After the success of the billion-dollar grossing movie Barbie, toy companies are busy going through their Intellectual Property to see what can be turned into movies or series.

First up is the Bob the Builder movie to be produced by Jennifer Lopez’s company. Expect Bob’s catchphrase, “Can we fix it? Yes, we can!” to be given a new lease of life.

Did you have a favourite toy as a child? Maybe it’s time to check who owns the rights…

Even a hobby can be turned into a viable project. My Dad Wrote a Porno started life as a hugely successful podcast series with more than 400m downloads, before becoming a non-fiction book, a HBO TV comedy special and finally a touring stage production.

Alice Charles

The point is one project can have many lives and iterations. Alan Bennett’s Up In Town series of monologues were first produced as stage plays in 1998, before being turned into radio dramas, a TV series as Talking Heads with Joanna Lumley, and now lives on Amazon Audible.

With the proliferation of media outlets, the avenues for writers have increased. As terrestrial channels experience a downturn in advertising revenue, companies are increasingly turning to branded content.
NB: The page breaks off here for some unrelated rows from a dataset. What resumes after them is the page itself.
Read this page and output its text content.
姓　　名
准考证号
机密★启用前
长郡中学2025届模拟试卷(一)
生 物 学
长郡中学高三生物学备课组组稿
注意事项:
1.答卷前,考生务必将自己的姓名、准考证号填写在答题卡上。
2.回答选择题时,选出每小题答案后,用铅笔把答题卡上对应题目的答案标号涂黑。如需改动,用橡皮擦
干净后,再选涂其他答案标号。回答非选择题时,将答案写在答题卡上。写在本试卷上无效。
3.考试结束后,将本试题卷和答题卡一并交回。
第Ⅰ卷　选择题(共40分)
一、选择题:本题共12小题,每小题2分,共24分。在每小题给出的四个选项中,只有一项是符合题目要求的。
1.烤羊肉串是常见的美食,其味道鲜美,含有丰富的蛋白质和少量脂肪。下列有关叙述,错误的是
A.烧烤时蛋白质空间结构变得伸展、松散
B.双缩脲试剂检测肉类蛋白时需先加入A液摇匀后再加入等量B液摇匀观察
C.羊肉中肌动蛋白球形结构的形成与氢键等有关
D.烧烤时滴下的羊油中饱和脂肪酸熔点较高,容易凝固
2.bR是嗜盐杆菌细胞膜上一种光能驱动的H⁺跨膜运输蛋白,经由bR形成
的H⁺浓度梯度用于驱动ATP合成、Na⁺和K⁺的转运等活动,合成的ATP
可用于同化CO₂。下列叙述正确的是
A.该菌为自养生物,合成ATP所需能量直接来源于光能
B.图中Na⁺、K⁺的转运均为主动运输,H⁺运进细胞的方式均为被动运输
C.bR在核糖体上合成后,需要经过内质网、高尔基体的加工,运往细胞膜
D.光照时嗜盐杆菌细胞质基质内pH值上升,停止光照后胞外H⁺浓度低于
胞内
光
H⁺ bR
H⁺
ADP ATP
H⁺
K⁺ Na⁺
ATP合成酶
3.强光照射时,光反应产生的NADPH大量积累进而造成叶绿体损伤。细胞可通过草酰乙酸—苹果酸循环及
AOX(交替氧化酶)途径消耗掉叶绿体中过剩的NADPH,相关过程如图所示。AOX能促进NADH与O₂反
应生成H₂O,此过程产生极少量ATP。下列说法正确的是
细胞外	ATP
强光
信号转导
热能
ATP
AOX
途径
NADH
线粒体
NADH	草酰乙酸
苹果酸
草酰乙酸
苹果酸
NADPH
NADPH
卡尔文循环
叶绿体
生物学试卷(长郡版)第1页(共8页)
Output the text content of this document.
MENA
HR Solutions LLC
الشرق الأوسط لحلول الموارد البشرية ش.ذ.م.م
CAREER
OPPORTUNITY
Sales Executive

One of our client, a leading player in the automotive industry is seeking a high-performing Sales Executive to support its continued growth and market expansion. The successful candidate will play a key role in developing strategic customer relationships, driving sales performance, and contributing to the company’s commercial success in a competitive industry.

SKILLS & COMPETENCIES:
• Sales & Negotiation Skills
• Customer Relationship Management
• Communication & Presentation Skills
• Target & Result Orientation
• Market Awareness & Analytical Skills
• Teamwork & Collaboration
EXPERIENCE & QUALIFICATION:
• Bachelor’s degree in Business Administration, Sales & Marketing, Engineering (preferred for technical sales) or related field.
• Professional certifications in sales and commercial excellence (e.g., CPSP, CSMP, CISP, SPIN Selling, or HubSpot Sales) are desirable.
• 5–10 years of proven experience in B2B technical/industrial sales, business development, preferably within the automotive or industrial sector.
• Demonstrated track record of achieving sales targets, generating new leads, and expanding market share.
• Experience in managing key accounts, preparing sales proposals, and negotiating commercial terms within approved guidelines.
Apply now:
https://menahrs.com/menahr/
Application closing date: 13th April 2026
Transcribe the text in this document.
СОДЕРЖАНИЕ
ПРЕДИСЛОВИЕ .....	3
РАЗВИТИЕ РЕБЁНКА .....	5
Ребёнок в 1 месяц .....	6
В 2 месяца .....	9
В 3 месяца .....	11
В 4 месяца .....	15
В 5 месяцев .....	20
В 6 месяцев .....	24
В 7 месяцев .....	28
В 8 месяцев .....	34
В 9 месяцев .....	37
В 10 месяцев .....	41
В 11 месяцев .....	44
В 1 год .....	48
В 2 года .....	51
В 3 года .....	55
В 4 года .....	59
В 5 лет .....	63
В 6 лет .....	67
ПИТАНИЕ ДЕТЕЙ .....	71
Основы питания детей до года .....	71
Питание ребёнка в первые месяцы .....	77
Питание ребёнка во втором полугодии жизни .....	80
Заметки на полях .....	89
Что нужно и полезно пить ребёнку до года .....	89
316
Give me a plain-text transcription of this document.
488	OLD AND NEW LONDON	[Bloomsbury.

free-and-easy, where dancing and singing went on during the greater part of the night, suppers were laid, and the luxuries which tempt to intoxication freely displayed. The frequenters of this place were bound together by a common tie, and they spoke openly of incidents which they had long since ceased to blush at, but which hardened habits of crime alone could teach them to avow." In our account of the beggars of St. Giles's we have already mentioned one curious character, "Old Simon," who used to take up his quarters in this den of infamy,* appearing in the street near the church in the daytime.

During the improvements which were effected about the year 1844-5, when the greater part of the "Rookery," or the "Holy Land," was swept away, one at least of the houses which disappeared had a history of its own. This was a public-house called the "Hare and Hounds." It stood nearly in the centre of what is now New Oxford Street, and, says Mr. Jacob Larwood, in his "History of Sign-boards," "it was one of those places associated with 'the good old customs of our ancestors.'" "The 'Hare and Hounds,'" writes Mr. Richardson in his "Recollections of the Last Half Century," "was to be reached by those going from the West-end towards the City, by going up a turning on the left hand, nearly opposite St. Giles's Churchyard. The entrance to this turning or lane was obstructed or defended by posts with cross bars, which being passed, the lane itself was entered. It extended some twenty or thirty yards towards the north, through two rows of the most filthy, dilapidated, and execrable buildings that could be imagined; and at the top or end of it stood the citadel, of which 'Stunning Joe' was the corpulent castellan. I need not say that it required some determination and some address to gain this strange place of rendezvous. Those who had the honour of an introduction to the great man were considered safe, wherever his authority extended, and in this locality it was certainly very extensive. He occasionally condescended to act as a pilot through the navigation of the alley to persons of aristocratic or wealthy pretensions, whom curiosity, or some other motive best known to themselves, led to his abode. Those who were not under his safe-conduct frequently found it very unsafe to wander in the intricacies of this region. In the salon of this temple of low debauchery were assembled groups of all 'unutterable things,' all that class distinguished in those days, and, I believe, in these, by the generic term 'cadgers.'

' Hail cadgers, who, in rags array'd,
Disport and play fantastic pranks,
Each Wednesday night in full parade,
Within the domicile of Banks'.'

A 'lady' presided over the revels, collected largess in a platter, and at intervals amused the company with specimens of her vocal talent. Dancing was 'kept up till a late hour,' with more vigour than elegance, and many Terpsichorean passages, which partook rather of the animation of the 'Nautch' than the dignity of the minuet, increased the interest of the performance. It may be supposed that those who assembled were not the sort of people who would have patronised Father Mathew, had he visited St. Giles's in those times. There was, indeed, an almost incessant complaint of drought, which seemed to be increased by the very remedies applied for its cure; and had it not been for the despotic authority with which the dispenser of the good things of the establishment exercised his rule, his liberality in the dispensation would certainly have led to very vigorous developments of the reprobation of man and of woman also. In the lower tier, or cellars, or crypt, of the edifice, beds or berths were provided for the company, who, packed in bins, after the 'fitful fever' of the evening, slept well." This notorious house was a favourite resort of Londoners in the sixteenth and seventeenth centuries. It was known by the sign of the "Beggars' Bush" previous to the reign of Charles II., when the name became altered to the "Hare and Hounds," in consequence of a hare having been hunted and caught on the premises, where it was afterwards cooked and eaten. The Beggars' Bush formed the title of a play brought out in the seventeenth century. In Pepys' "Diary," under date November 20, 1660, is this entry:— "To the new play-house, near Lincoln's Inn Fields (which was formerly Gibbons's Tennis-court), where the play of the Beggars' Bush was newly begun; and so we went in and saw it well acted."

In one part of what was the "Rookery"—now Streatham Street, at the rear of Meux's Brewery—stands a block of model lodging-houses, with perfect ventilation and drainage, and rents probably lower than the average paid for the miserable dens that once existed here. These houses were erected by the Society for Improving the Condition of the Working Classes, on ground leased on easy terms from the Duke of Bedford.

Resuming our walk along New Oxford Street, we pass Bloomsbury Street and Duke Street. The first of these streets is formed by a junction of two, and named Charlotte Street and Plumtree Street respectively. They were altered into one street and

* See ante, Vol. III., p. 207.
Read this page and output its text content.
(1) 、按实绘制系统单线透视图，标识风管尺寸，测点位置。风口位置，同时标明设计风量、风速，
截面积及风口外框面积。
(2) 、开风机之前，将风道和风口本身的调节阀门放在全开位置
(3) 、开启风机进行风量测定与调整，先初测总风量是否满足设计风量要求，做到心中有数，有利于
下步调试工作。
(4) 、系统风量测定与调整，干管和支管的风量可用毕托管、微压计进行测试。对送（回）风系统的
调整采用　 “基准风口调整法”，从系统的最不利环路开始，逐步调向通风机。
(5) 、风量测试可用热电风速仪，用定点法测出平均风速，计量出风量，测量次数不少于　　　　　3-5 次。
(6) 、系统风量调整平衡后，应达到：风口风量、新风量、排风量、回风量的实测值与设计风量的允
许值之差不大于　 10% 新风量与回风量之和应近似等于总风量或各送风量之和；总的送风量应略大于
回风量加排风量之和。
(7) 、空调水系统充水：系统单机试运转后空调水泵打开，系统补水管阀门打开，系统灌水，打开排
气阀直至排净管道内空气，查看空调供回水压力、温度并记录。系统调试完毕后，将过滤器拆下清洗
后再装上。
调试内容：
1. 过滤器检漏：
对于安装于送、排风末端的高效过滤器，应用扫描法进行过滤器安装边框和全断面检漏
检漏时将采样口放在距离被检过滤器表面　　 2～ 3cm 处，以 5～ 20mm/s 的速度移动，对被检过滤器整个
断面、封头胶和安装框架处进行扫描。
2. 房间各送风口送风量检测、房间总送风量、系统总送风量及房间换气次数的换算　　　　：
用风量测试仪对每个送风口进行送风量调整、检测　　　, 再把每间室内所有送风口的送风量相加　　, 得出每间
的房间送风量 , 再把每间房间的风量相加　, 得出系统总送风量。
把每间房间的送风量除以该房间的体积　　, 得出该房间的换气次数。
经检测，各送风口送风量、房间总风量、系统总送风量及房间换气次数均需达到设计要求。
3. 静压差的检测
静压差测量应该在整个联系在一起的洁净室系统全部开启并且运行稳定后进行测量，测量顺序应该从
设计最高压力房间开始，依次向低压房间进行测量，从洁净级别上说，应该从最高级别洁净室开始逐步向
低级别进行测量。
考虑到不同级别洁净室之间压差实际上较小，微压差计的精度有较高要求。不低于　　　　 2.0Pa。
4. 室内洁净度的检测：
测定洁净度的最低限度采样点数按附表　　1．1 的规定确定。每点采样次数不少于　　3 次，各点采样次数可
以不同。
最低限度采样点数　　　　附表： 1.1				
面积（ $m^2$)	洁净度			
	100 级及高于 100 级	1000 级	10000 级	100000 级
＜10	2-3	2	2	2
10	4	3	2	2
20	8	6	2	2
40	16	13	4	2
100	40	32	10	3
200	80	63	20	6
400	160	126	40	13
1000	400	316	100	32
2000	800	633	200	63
For example, back in 2001 BMW funded a series of short films by well-known directors including Tony Scott, Ang Lee, John Woo, and Guy Ritchie, and all starring Clive Owen. If you haven’t seen them, they are well worth looking up on YouTube,

BMW is, of course, a major company but newer companies, especially those in the technology, social media and gaming spaces, are more willing to partner with less established names with the right project - as long as it aligns with their mission and messaging.

So, where to begin?

  1. Create a Project List including all your projects, both finished and unfinished. This should include a logline or brief synopsis of each project, separated by relevant area eg Fiction, Non-fiction, TV, Film etc.
  2. For your Fiction Projects, create a list of the main characters in each work. Is there a great monologue that could work as a piece of theatre or radio? Is there a sequence in an unproduced TV pilot that would work as a short film?
  3. Do you have an original approach to turning a toy into a film or TV series? Do you have a script or project that illustrates this?


Alice Charles is a scriptwriter and playwright with a background in journalism. She has worked for numerous newspapers, magazines and websites including the Financial Times, Yahoo! and She Caribbean Magazine where she was Editor-in-chief.